The Langston High School (for colored—with a reputation for turning out good cooks, football players and academicians) stands on Silver Street. A few paces from the building the interviewer met a couple of plump colored women laughing and talking loudly.

"I beg your pardon," was her greeting, "can you tell me where Wade Street is?" They could and did. They were so frankly interested in knowing why the white women wanted Emma Sanderson that she told them her mission. They were not taken aback—there was no servility—no resentment they were frankly charmed with the idea. Their directions for finding Mrs. Sanderson became even more explicit.

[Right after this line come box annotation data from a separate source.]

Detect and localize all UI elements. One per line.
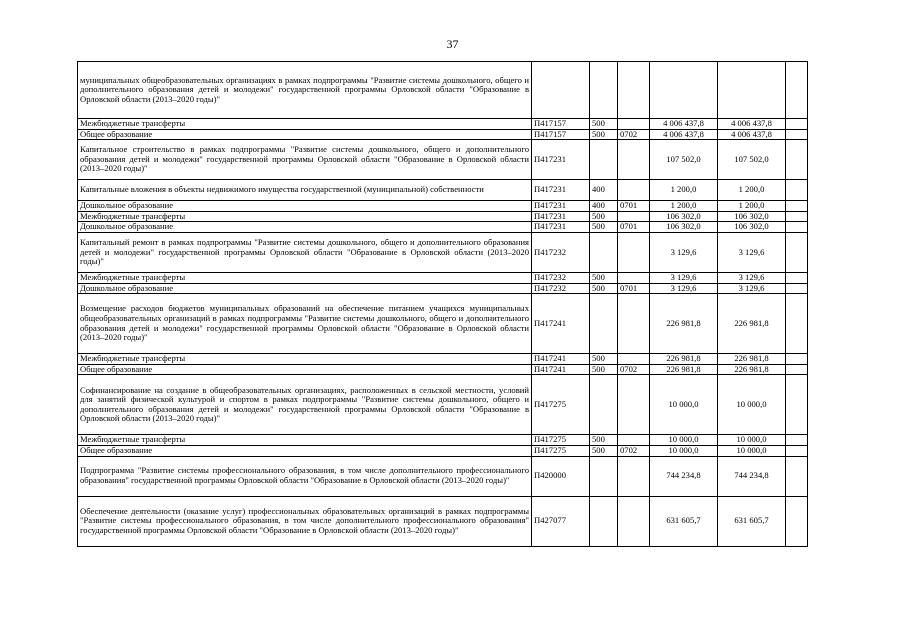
row-amount-2: 106 302,0 (718, 211, 786, 222)
row-description: Межбюджетные трансферты (78, 435, 532, 446)
row-expense-type: 500 (590, 445, 618, 456)
row-amount-1: 3 129,6 (650, 232, 718, 272)
table-row (78, 232, 808, 272)
table-row (78, 294, 808, 354)
row-amount-1: 106 302,0 (650, 211, 718, 222)
row-expense-type: 500 (590, 119, 618, 130)
row-section (618, 119, 650, 130)
row-target-code: П417241 (532, 354, 590, 365)
row-section: 0701 (618, 222, 650, 233)
row-description: Дошкольное образование (78, 201, 532, 212)
row-empty-cell (786, 222, 808, 233)
row-description: Капитальные вложения в объекты недвижимого имущества государственной (муниципальной) собственности (78, 180, 532, 201)
row-target-code: П417232 (532, 232, 590, 272)
table-row (78, 364, 808, 375)
row-amount-1: 4 006 437,8 (650, 129, 718, 140)
row-empty-cell (786, 180, 808, 201)
row-amount-2: 3 129,6 (718, 232, 786, 272)
row-section (618, 456, 650, 496)
row-section: 0701 (618, 201, 650, 212)
row-target-code (532, 62, 590, 119)
row-section: 0701 (618, 283, 650, 294)
row-description: Общее образование (78, 445, 532, 456)
row-empty-cell (786, 456, 808, 496)
row-section: 0702 (618, 129, 650, 140)
row-section (618, 140, 650, 180)
row-description: Капитальное строительство в рамках подпрограммы "Развитие системы дошкольного, общего и дополнительного образования детей и молодежи" государственной программы Орловской области "Образование в Орловской области (2013–2020 годы)" (78, 140, 532, 180)
row-description: Подпрограмма "Развитие системы профессионального образования, в том числе дополнительного профессионального образования" государственной программы Орловской области "Образование в Орловской области (2013–2020 годы)" (78, 456, 532, 496)
row-amount-1: 10 000,0 (650, 375, 718, 435)
row-amount-2: 744 234,8 (718, 456, 786, 496)
row-expense-type: 500 (590, 272, 618, 283)
row-expense-type (590, 232, 618, 272)
row-empty-cell (786, 445, 808, 456)
row-expense-type (590, 496, 618, 546)
table-row (78, 283, 808, 294)
row-expense-type: 500 (590, 364, 618, 375)
row-amount-1: 4 006 437,8 (650, 119, 718, 130)
row-amount-1: 10 000,0 (650, 435, 718, 446)
row-section (618, 211, 650, 222)
row-empty-cell (786, 272, 808, 283)
page-number: 37 (446, 37, 459, 51)
row-empty-cell (786, 496, 808, 546)
row-empty-cell (786, 294, 808, 354)
row-amount-2: 631 605,7 (718, 496, 786, 546)
row-section (618, 180, 650, 201)
row-description: Дошкольное образование (78, 222, 532, 233)
row-expense-type (590, 140, 618, 180)
row-description: Общее образование (78, 364, 532, 375)
table-row (78, 354, 808, 365)
row-expense-type: 500 (590, 283, 618, 294)
row-amount-2: 226 981,8 (718, 364, 786, 375)
row-section: 0702 (618, 445, 650, 456)
row-amount-1: 226 981,8 (650, 354, 718, 365)
table-row (78, 496, 808, 546)
row-amount-2: 1 200,0 (718, 180, 786, 201)
table-row (78, 62, 808, 119)
row-description: Общее образование (78, 129, 532, 140)
row-amount-2: 1 200,0 (718, 201, 786, 212)
row-target-code: П420000 (532, 456, 590, 496)
row-section (618, 354, 650, 365)
row-expense-type: 500 (590, 222, 618, 233)
table-row (78, 129, 808, 140)
row-amount-1: 744 234,8 (650, 456, 718, 496)
row-target-code: П417275 (532, 435, 590, 446)
row-target-code: П417231 (532, 211, 590, 222)
row-amount-1: 226 981,8 (650, 294, 718, 354)
row-section (618, 375, 650, 435)
row-amount-2: 3 129,6 (718, 283, 786, 294)
row-empty-cell (786, 364, 808, 375)
row-section (618, 435, 650, 446)
row-amount-2: 4 006 437,8 (718, 129, 786, 140)
row-empty-cell (786, 119, 808, 130)
row-amount-1: 1 200,0 (650, 180, 718, 201)
row-section (618, 62, 650, 119)
row-expense-type: 500 (590, 129, 618, 140)
row-description: Межбюджетные трансферты (78, 211, 532, 222)
row-empty-cell (786, 435, 808, 446)
row-target-code: П417231 (532, 222, 590, 233)
row-target-code: П417157 (532, 129, 590, 140)
row-empty-cell (786, 62, 808, 119)
table-row (78, 435, 808, 446)
row-expense-type (590, 294, 618, 354)
row-section (618, 272, 650, 283)
row-amount-2: 10 000,0 (718, 375, 786, 435)
row-amount-1: 106 302,0 (650, 222, 718, 233)
row-expense-type: 500 (590, 435, 618, 446)
row-description: Межбюджетные трансферты (78, 272, 532, 283)
table-row (78, 272, 808, 283)
row-section (618, 232, 650, 272)
table-row (78, 201, 808, 212)
row-target-code: П417241 (532, 294, 590, 354)
row-amount-2 (718, 62, 786, 119)
row-amount-1: 226 981,8 (650, 364, 718, 375)
row-target-code: П417157 (532, 119, 590, 130)
row-description: Возмещение расходов бюджетов муниципальных образований на обеспечение питанием учащихся муниципальных общеобразовательных организаций в рамках подпрограммы "Развитие системы дошкольного, общего и дополнительного образования детей и молодежи" государственной программы Орловской области "Образование в Орловской области (2013–2020 годы)" (78, 294, 532, 354)
row-amount-2: 10 000,0 (718, 445, 786, 456)
row-amount-1: 3 129,6 (650, 283, 718, 294)
row-description: муниципальных общеобразовательных организациях в рамках подпрограммы "Развитие системы дошкольного, общего и дополнительного образования детей и молодежи" государственной программы Орловской области "Образование в Орловской области (2013–2020 годы)" (78, 62, 532, 119)
table-row (78, 445, 808, 456)
row-expense-type: 400 (590, 180, 618, 201)
table-row (78, 222, 808, 233)
row-target-code: П417232 (532, 283, 590, 294)
row-target-code: П427077 (532, 496, 590, 546)
budget-table-body (78, 62, 808, 547)
row-amount-2: 107 502,0 (718, 140, 786, 180)
row-expense-type: 500 (590, 211, 618, 222)
row-section: 0702 (618, 364, 650, 375)
row-description: Обеспечение деятельности (оказание услуг) профессиональных образовательных организаций в рамках подпрограммы "Развитие системы профессионального образования, в том числе дополнительного профессионального образования" государственной программы Орловской области "Образование в Орловской области (2013–2020 годы)" (78, 496, 532, 546)
row-amount-1: 1 200,0 (650, 201, 718, 212)
table-row (78, 211, 808, 222)
row-amount-1 (650, 62, 718, 119)
row-empty-cell (786, 354, 808, 365)
row-empty-cell (786, 375, 808, 435)
row-target-code: П417231 (532, 140, 590, 180)
row-target-code: П417232 (532, 272, 590, 283)
row-empty-cell (786, 283, 808, 294)
row-target-code: П417241 (532, 364, 590, 375)
row-expense-type: 500 (590, 354, 618, 365)
row-amount-2: 10 000,0 (718, 435, 786, 446)
table-row (78, 375, 808, 435)
row-section (618, 496, 650, 546)
row-target-code: П417231 (532, 180, 590, 201)
row-amount-1: 107 502,0 (650, 140, 718, 180)
row-description: Дошкольное образование (78, 283, 532, 294)
row-empty-cell (786, 232, 808, 272)
row-amount-2: 4 006 437,8 (718, 119, 786, 130)
row-expense-type (590, 375, 618, 435)
row-description: Межбюджетные трансферты (78, 119, 532, 130)
row-expense-type: 400 (590, 201, 618, 212)
row-amount-2: 3 129,6 (718, 272, 786, 283)
row-description: Межбюджетные трансферты (78, 354, 532, 365)
table-row (78, 140, 808, 180)
row-amount-2: 106 302,0 (718, 222, 786, 233)
row-amount-1: 10 000,0 (650, 445, 718, 456)
table-row (78, 456, 808, 496)
row-section (618, 294, 650, 354)
row-amount-2: 226 981,8 (718, 354, 786, 365)
row-target-code: П417275 (532, 445, 590, 456)
row-amount-2: 226 981,8 (718, 294, 786, 354)
row-empty-cell (786, 211, 808, 222)
row-target-code: П417231 (532, 201, 590, 212)
row-amount-1: 631 605,7 (650, 496, 718, 546)
row-empty-cell (786, 129, 808, 140)
row-amount-1: 3 129,6 (650, 272, 718, 283)
row-description: Капитальный ремонт в рамках подпрограммы "Развитие системы дошкольного, общего и дополнительного образования детей и молодежи" государственной программы Орловской области "Образование в Орловской области (2013–2020 годы)" (78, 232, 532, 272)
row-expense-type (590, 456, 618, 496)
table-row (78, 180, 808, 201)
budget-table (77, 61, 808, 547)
row-expense-type (590, 62, 618, 119)
row-empty-cell (786, 140, 808, 180)
row-description: Софинансирование на создание в общеобразовательных организациях, расположенных в сельской местности, условий для занятий физической культурой и спортом в рамках подпрограммы "Развитие системы дошкольного, общего и дополнительного образования детей и молодежи" государственной программы Орловской области "Образование в Орловской области (2013–2020 годы)" (78, 375, 532, 435)
row-empty-cell (786, 201, 808, 212)
table-row (78, 119, 808, 130)
row-target-code: П417275 (532, 375, 590, 435)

When the proper turn off was found the question of Wade versus Washington Street was settled. A topsy-turvy sign at the intersection announced that Wade Street was ahead. Emma Sanderson's grandson lived a couple of blocks down the road.

Only the fact that she could hear someone inside moving about kept the interviewer hammering on the door. Finally she was rewarded by a voice. "Is that somebody a' knockin'?" In a moment the door opened. The question, "Were you a slave" no matter how delicately put is a difficult one to ask, but Mrs. Sanderson was helpful, if doubtful that her story would do much good. "I was just so little when it all happened." But the interviewer was invited in and placed in a chair near the fire.

"No ma'am. He ain't my grandson—I's the third grandmother. No son, you ain't three—you's five. Don't you remember what I told you? Yes, he stays with me, ma'am. I take care of him while the rest of 'em works.